Case Report Open Access
Pseudohypoaldosteronism in Two Omani Siblings with a Novel Mutation in the SCNN1A Gene
Hala A.J. Al-Shaikh*
Senior Consultant Pediatric Endocrinologist, Muscat Private Hospital, P.O. Box 79, Code 133 alkhuwair, Oman.
*Corresponding author: Dr. Hala A.J. Al-Shaikh, Senior Consultant Pediatric Endocrinologist, Muscat Private Hospital, P.O. Box 79, Code 133 alkhuwair, Oman ; E-mail: @
Received:March 27, 2017; Accepted:April 03, 2017; Published:April 11, 2017
Citation: Al-Shaikh H. (2017) Pseudohypoaldosteronism in Two Omani Siblings with a Novel Mutation in the SCNN1A Gene. J Endocrinol Diab 4(2):1-4
Abstract
Background:Type1 PHA is a rare heterogeneous group of disorders with resistance to the action of Aldosterone. Biochemically, it is characterized by hyponatremia, hyperkalemia, metabolic acidosis and elevated serum Aldosterone and Renin. The systemic type is caused by a defect in the epithelial sodium channel causing retention of potassium and loss of sodium in the sweat, saliva, urine and stool. Presentation is usually in the neonatal period. It has an autosomal recessive mode of inheritance and is caused by mutations in one of the enac subunit genes (SCNN1A, SCNN1B, SCNN1C).
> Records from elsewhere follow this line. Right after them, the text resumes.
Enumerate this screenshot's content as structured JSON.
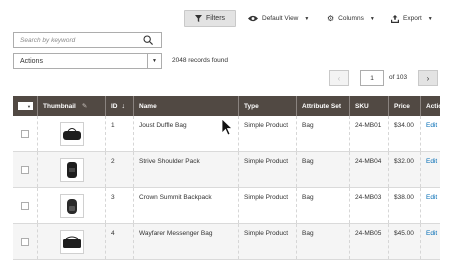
{
  "toolbar": {
    "filters_label": "Filters",
    "view_label": "Default View",
    "columns_label": "Columns",
    "export_label": "Export"
  },
  "search": {
    "placeholder": "Search by keyword"
  },
  "actions": {
    "label": "Actions"
  },
  "records_found": "2048 records found",
  "pagination": {
    "current_page": "1",
    "of_label": "of 103"
  },
  "grid": {
    "columns": [
      "Thumbnail",
      "ID",
      "Name",
      "Type",
      "Attribute Set",
      "SKU",
      "Price",
      "Action"
    ],
    "rows": [
      {
        "id": "1",
        "name": "Joust Duffle Bag",
        "type": "Simple Product",
        "attribute_set": "Bag",
        "sku": "24-MB01",
        "price": "$34.00",
        "action": "Edit"
      },
      {
        "id": "2",
        "name": "Strive Shoulder Pack",
        "type": "Simple Product",
        "attribute_set": "Bag",
        "sku": "24-MB04",
        "price": "$32.00",
        "action": "Edit"
      },
      {
        "id": "3",
        "name": "Crown Summit Backpack",
        "type": "Simple Product",
        "attribute_set": "Bag",
        "sku": "24-MB03",
        "price": "$38.00",
        "action": "Edit"
      },
      {
        "id": "4",
        "name": "Wayfarer Messenger Bag",
        "type": "Simple Product",
        "attribute_set": "Bag",
        "sku": "24-MB05",
        "price": "$45.00",
        "action": "Edit"
      }
    ]
  },
  "colors": {
    "header_bg": "#514943",
    "link": "#006bb4",
    "row_alt": "#f5f5f5"
  }
}
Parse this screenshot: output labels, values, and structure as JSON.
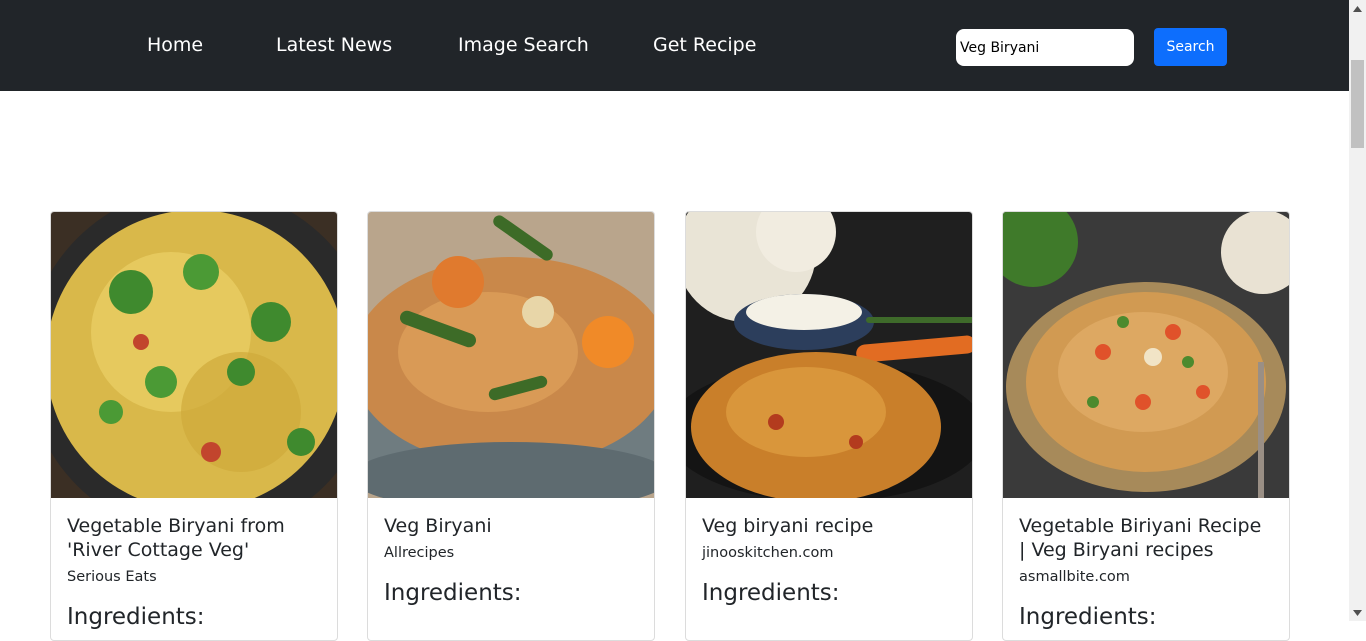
{
  "nav": {
    "links": [
      "Home",
      "Latest News",
      "Image Search",
      "Get Recipe"
    ]
  },
  "search": {
    "value": "Veg Biryani",
    "button_label": "Search"
  },
  "colors": {
    "navbar_bg": "#212529",
    "button_bg": "#0d6efd"
  },
  "cards": [
    {
      "title": "Vegetable Biryani from 'River Cottage Veg'",
      "source": "Serious Eats",
      "section": "Ingredients:"
    },
    {
      "title": "Veg Biryani",
      "source": "Allrecipes",
      "section": "Ingredients:"
    },
    {
      "title": "Veg biryani recipe",
      "source": "jinooskitchen.com",
      "section": "Ingredients:"
    },
    {
      "title": "Vegetable Biriyani Recipe | Veg Biryani recipes",
      "source": "asmallbite.com",
      "section": "Ingredients:"
    }
  ]
}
Objective:To demonstrate the mode of presentation, clinical course, challenges and treatment of systemic PHA Type 1 in two Omani siblings from the region of dho far.

Method:The clinical notes and lab results were obtained from the computerised medical records at the treating hospitals. Genetic analysis for the second sibling was carried out at the centogene Labs in Germany.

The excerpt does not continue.